Delivered new to its first and only owner in June 2015 through Miller Motorcars of Greenwich, Connecticut, this Huayra was nicknamed “Scozia.” Looking to celebrate his family’s Scottish heritage, the owner had his family’s tartan used to upholster the seat inserts on the car, creating a beautiful contrast to the car’s tan-and-black leather interior with carbon-fiber and brushed-aluminum detailing, plus the Ferrari Grigio Silverstone paintwork, a €16.000 option. Taking the Scottish theme to the exterior, the undersides of the rear flaps are painted with the Scottish flag, and the rear badge is fitted with a custom “Scozia” badge.
Should its next owner choose to forgo the car’s Scottish flair, additional leather trim was ordered with the car so the interior can be retrimmed for a perfect match. Additionally, the car comes with extra front and rear flaps that are finished in body color, and these can easily be installed as well. Further options include black brake calipers, rear-view camera, upgraded stereo and parking sensors, a front splitter in exposed carbon, Italian flags on the side mirrors, and signatures of everyone involved in production. Finally, the Pagani is accompanied by the custom seven-piece luggage set. A $20,000 option, the leather is trimmed to match the interior and offers a glamorous and practical way to take advantage of the car’s surprising storage capacity for extended journeys. Taking all the custom touches and additional extras into account, these totaled to a whopping €134.850 as evidenced by the accompanying window sticker and specification sheet. Looking to drive and enjoy his new car, the owner had it covered with a full clear bra inside and out, further protecting such elements as the wheel arches.
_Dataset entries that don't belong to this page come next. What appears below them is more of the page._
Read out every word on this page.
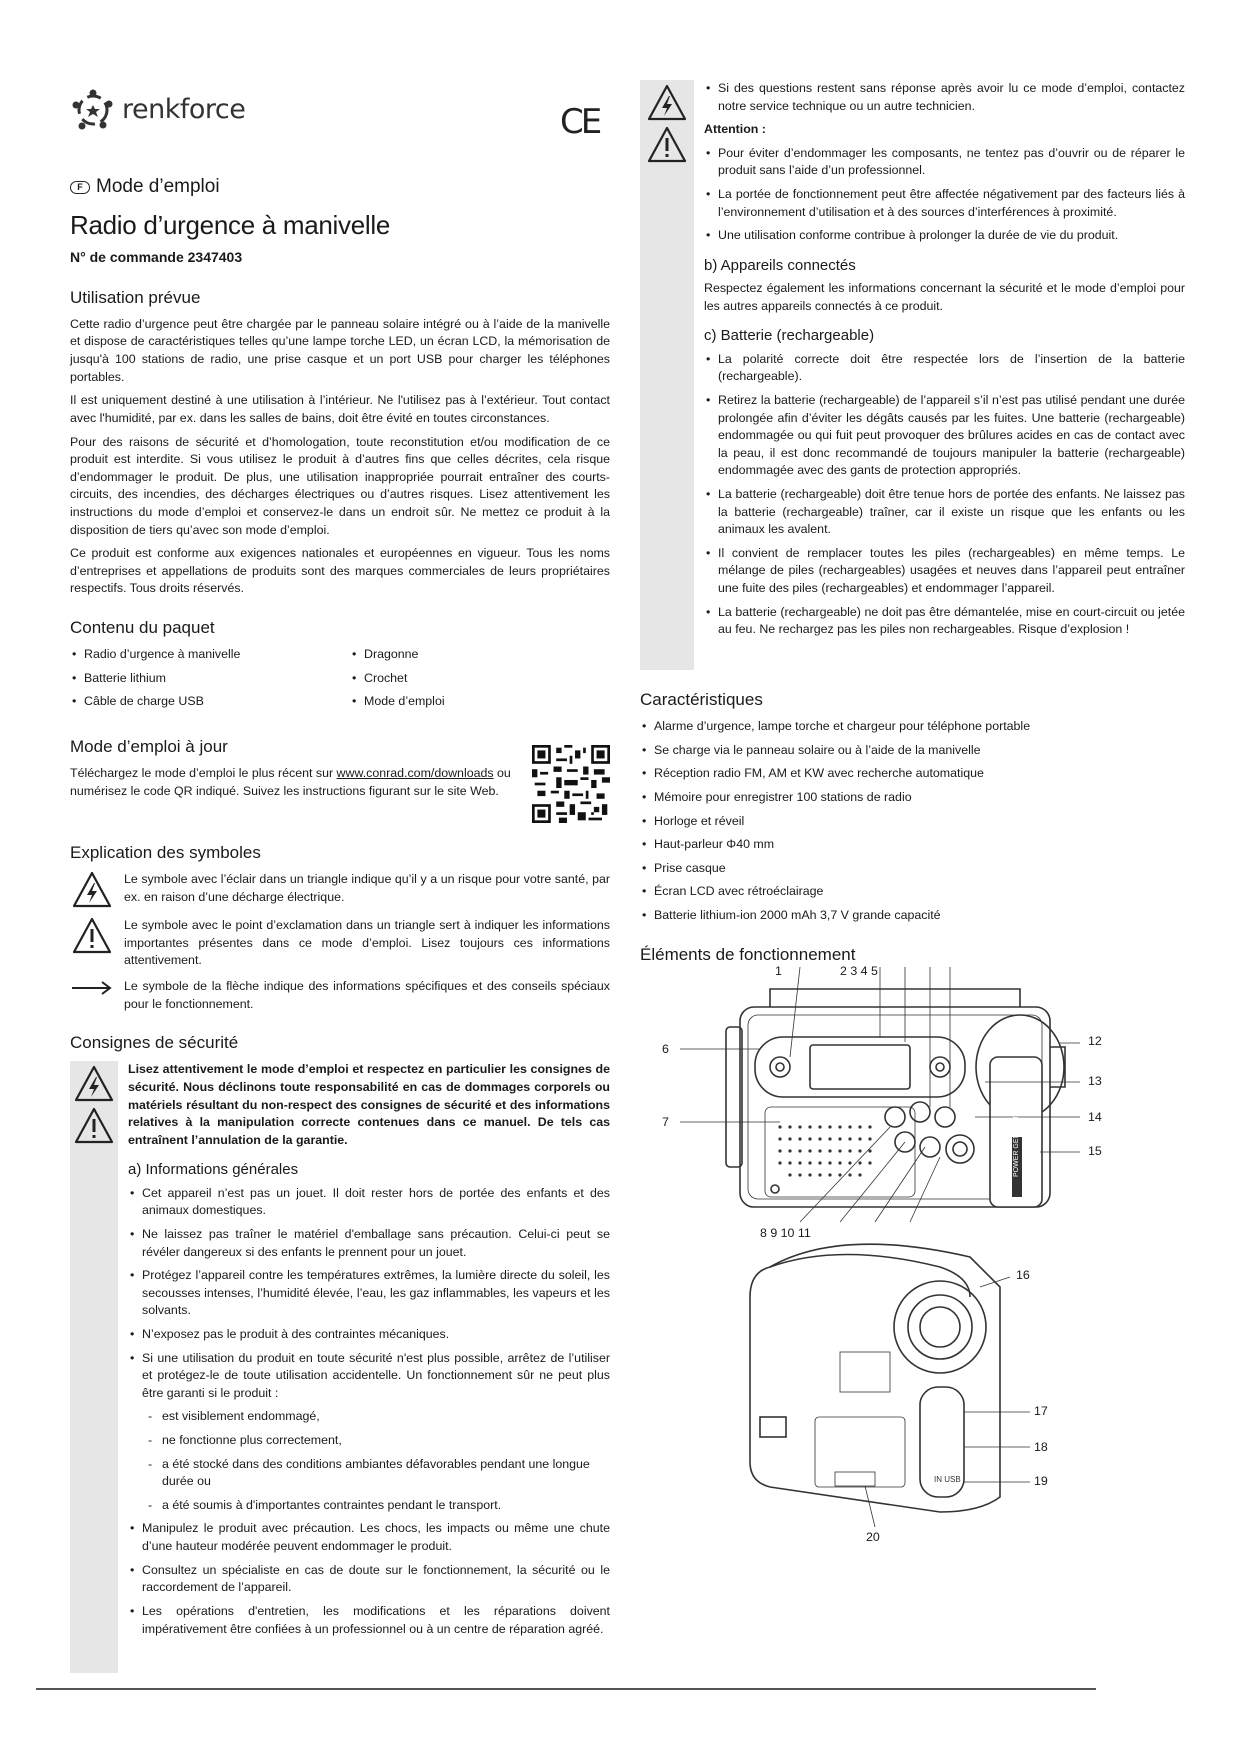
renkforce	CE
F Mode d’emploi
Radio d’urgence à manivelle
N° de commande 2347403
Utilisation prévue

Cette radio d’urgence peut être chargée par le panneau solaire intégré ou à l’aide de la manivelle et dispose de caractéristiques telles qu’une lampe torche LED, un écran LCD, la mémorisation de jusqu'à 100 stations de radio, une prise casque et un port USB pour charger les téléphones portables.

Il est uniquement destiné à une utilisation à l’intérieur. Ne l'utilisez pas à l’extérieur. Tout contact avec l'humidité, par ex. dans les salles de bains, doit être évité en toutes circonstances.

Pour des raisons de sécurité et d’homologation, toute reconstitution et/ou modification de ce produit est interdite. Si vous utilisez le produit à d’autres fins que celles décrites, cela risque d’endommager le produit. De plus, une utilisation inappropriée pourrait entraîner des courts-circuits, des incendies, des décharges électriques ou d’autres risques. Lisez attentivement les instructions du mode d’emploi et conservez-le dans un endroit sûr. Ne mettez ce produit à la disposition de tiers qu’avec son mode d’emploi.

Ce produit est conforme aux exigences nationales et européennes en vigueur. Tous les noms d’entreprises et appellations de produits sont des marques commerciales de leurs propriétaires respectifs. Tous droits réservés.

Contenu du paquet
• Radio d’urgence à manivelle	• Dragonne
• Batterie lithium	• Crochet
• Câble de charge USB	• Mode d’emploi
Mode d’emploi à jour

Téléchargez le mode d’emploi le plus récent sur www.conrad.com/downloads ou numérisez le code QR indiqué. Suivez les instructions figurant sur le site Web.

Explication des symboles

Le symbole avec l’éclair dans un triangle indique qu’il y a un risque pour votre santé, par ex. en raison d’une décharge électrique.

Le symbole avec le point d’exclamation dans un triangle sert à indiquer les informations importantes présentes dans ce mode d’emploi. Lisez toujours ces informations attentivement.

Le symbole de la flèche indique des informations spécifiques et des conseils spéciaux pour le fonctionnement.

Consignes de sécurité

Lisez attentivement le mode d’emploi et respectez en particulier les consignes de sécurité. Nous déclinons toute responsabilité en cas de dommages corporels ou matériels résultant du non-respect des consignes de sécurité et des informations relatives à la manipulation correcte contenues dans ce manuel. De tels cas entraînent l’annulation de la garantie.

a) Informations générales
• Cet appareil n’est pas un jouet. Il doit rester hors de portée des enfants et des animaux domestiques.
• Ne laissez pas traîner le matériel d'emballage sans précaution. Celui-ci peut se révéler dangereux si des enfants le prennent pour un jouet.
• Protégez l’appareil contre les températures extrêmes, la lumière directe du soleil, les secousses intenses, l’humidité élevée, l’eau, les gaz inflammables, les vapeurs et les solvants.
• N’exposez pas le produit à des contraintes mécaniques.
• Si une utilisation du produit en toute sécurité n'est plus possible, arrêtez de l’utiliser et protégez-le de toute utilisation accidentelle. Un fonctionnement sûr ne peut plus être garanti si le produit :
- est visiblement endommagé,
- ne fonctionne plus correctement,
- a été stocké dans des conditions ambiantes défavorables pendant une longue durée ou
- a été soumis à d'importantes contraintes pendant le transport.
• Manipulez le produit avec précaution. Les chocs, les impacts ou même une chute d’une hauteur modérée peuvent endommager le produit.
• Consultez un spécialiste en cas de doute sur le fonctionnement, la sécurité ou le raccordement de l’appareil.
• Les opérations d'entretien, les modifications et les réparations doivent impérativement être confiées à un professionnel ou à un centre de réparation agréé.
• Si des questions restent sans réponse après avoir lu ce mode d’emploi, contactez notre service technique ou un autre technicien.
Attention :
• Pour éviter d’endommager les composants, ne tentez pas d’ouvrir ou de réparer le produit sans l’aide d’un professionnel.
• La portée de fonctionnement peut être affectée négativement par des facteurs liés à l’environnement d’utilisation et à des sources d’interférences à proximité.
• Une utilisation conforme contribue à prolonger la durée de vie du produit.
b) Appareils connectés

Respectez également les informations concernant la sécurité et le mode d’emploi pour les autres appareils connectés à ce produit.

c) Batterie (rechargeable)
• La polarité correcte doit être respectée lors de l’insertion de la batterie (rechargeable).
• Retirez la batterie (rechargeable) de l’appareil s’il n’est pas utilisé pendant une durée prolongée afin d’éviter les dégâts causés par les fuites. Une batterie (rechargeable) endommagée ou qui fuit peut provoquer des brûlures acides en cas de contact avec la peau, il est donc recommandé de toujours manipuler la batterie (rechargeable) endommagée avec des gants de protection appropriés.
• La batterie (rechargeable) doit être tenue hors de portée des enfants. Ne laissez pas la batterie (rechargeable) traîner, car il existe un risque que les enfants ou les animaux les avalent.
• Il convient de remplacer toutes les piles (rechargeables) en même temps. Le mélange de piles (rechargeables) usagées et neuves dans l’appareil peut entraîner une fuite des piles (rechargeables) et endommager l’appareil.
• La batterie (rechargeable) ne doit pas être démantelée, mise en court-circuit ou jetée au feu. Ne rechargez pas les piles non rechargeables. Risque d’explosion !
Caractéristiques
• Alarme d’urgence, lampe torche et chargeur pour téléphone portable
• Se charge via le panneau solaire ou à l’aide de la manivelle
• Réception radio FM, AM et KW avec recherche automatique
• Mémoire pour enregistrer 100 stations de radio
• Horloge et réveil
• Haut-parleur Φ40 mm
• Prise casque
• Écran LCD avec rétroéclairage
• Batterie lithium-ion 2000 mAh 3,7 V grande capacité
Éléments de fonctionnement
POWER GENERATOR
IN USB
1	2 3 4 5
6
7
8 9 10 11
12
13
14
15
16
17
18
19
20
A few years after delivery, Pagani offered the “Tempesta” package to existing Huayra owners to further upgrade the performance of their car. At a cost of $221,739, the upgrade package addressed the car’s aerodynamics and helped shed weight. This included the fitting of a completely new underbody, along with a new front splitter and rear diffuser, which increases overall downforce. To compensate for this, new four-way adjustable Ohlins shock absorbers were fitted as well. Furthermore, new wheels, 20 in. at the front and 21 at the rear, were installed. Forged from aeronautic-grade aluminum alloy, these wheels offered a reduction of weight by 1.1 kg for the front wheels and 2.5 kg for the back wheels while retaining the same structural integrity of the originals. Finally, the Tempesta package included a new exhaust system made completely of titanium, weighing just 7 kg, 3 kg lighter than the standard unit, and enhancing the overall engine sound.
Allegedly the last Pagani to feature the unique gull-wing door configuration as per company representatives, the Huayra will be fondly celebrated for years to come. With a production run of only 100 coupes (between 30–40 in the U.S.), this remains far rarer than its “mainstream” competition, the LaFerrari, Porsche 918 Spyder, and McLaren P1. This example, one of the most memorable and interesting Huayras built, is an exceptional automobile and presents in virtually as-new condition, having traveled just 1,460 miles from new. It will surely attract plenty of attention wherever it goes for its tasteful and unique specification.